Казалось, после столь сокрушительного удара советских артиллерии и минометов по вражеским позициям, немецко-фашистские войска не только сегодня утром, но и вообще не смогут перейти в наступление. Так думал вначале и Поветкин, но чем больше разгоралась утренняя заря, тем убедительнее понимал он ошибочность этого мнения. Верно, позиции гитлеровцев, озаряемые наплывшим с востока мягким светом, выглядели сейчас совсем не так, как вчера. Бесконечная россыпь темных пятен от взрывов наших снарядов и мин густо покрывала холмы, лощины и высоты. Многие участки хорошо видных теперь траншей и ходов сообщения были разрушены. В разных местах среди темных ворохов земли торчали обломки бревен и досок, совсем недавно прикрывавших землянки и блиндажи. Но в траншеях и ходах сообщения было людно и оживленно. А когда брызнули на землю первые лучи солнца, Поветкин в бинокль отчетливо рассмотрел знакомые силуэты танков, разбросанных и по лощине, сразу же за передним краем, и в редком кустарнике, и в разбитом селе, где еще дымились пожары. Поветкин хотел было позвонить генералу и попросить снова ударить артиллерией по вражескому расположению, но далеко на юге послышался нараставший гул авиационных моторов, и вскоре показались большие косяки фашистских бомбардировщиков.
— Передай во все подразделения, — приказал Поветкин телефонисту, — укрыть людей, оставить только дежурных!

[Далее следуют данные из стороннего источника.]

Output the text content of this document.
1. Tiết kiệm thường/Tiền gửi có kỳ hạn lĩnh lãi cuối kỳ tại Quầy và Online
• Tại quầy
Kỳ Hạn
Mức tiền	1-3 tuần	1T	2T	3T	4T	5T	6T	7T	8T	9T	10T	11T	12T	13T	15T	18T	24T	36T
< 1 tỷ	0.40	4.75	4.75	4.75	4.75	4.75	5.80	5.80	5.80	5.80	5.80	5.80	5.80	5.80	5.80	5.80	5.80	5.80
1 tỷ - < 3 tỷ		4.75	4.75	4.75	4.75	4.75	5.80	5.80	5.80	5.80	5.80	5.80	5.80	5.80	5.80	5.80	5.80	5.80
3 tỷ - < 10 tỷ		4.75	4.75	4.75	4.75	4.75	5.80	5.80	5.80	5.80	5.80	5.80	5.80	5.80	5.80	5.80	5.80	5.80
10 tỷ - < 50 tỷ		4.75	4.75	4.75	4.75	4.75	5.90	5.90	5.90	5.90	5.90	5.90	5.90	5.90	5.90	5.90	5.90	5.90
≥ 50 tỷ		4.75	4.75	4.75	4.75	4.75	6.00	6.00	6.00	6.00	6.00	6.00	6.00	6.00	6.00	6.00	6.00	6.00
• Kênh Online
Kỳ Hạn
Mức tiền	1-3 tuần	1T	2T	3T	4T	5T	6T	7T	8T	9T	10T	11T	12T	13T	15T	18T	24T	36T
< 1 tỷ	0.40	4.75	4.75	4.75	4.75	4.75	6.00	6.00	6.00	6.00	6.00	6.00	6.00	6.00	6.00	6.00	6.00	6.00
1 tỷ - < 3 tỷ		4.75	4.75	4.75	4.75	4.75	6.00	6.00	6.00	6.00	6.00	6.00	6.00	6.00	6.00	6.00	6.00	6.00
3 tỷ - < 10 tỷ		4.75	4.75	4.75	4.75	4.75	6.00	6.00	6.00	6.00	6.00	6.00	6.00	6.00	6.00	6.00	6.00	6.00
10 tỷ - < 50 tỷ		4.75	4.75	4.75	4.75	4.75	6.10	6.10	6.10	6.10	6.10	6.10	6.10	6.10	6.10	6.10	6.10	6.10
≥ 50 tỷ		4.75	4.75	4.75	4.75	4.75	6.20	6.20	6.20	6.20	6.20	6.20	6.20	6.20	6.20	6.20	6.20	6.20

Наступало самое трудное время. Как и обычно, фашистские самолеты выстроились в круг и, круто пикируя, обрушились теперь не на боевое охранение, а на главную полосу обороны. Минут двадцать продолжалась яростная бомбежка, и только приход советских истребителей ослабил силу ударов. В воздухе закипел яростный бой, а на земле вновь загудели немецкие артиллерия и минометы.
— Ужасная сила огня, — только по движению губ понял Поветкин вскочившего в блиндаж Лесовых, — нужно отвечать, сопротивляться!
Поветкин отрицательно покачал головой и, склонясь к Лесовых, прокричал ему на ухо:
— Отвечают дивизионная, корпусная и армейская артиллерия, авиация. А наше дело силы беречь для отражения атаки.
Лесовых безнадежно махнул рукой, прильнул к амбразуре и тут же отстранился, с искаженным от злости лицом что-то крича Поветкину.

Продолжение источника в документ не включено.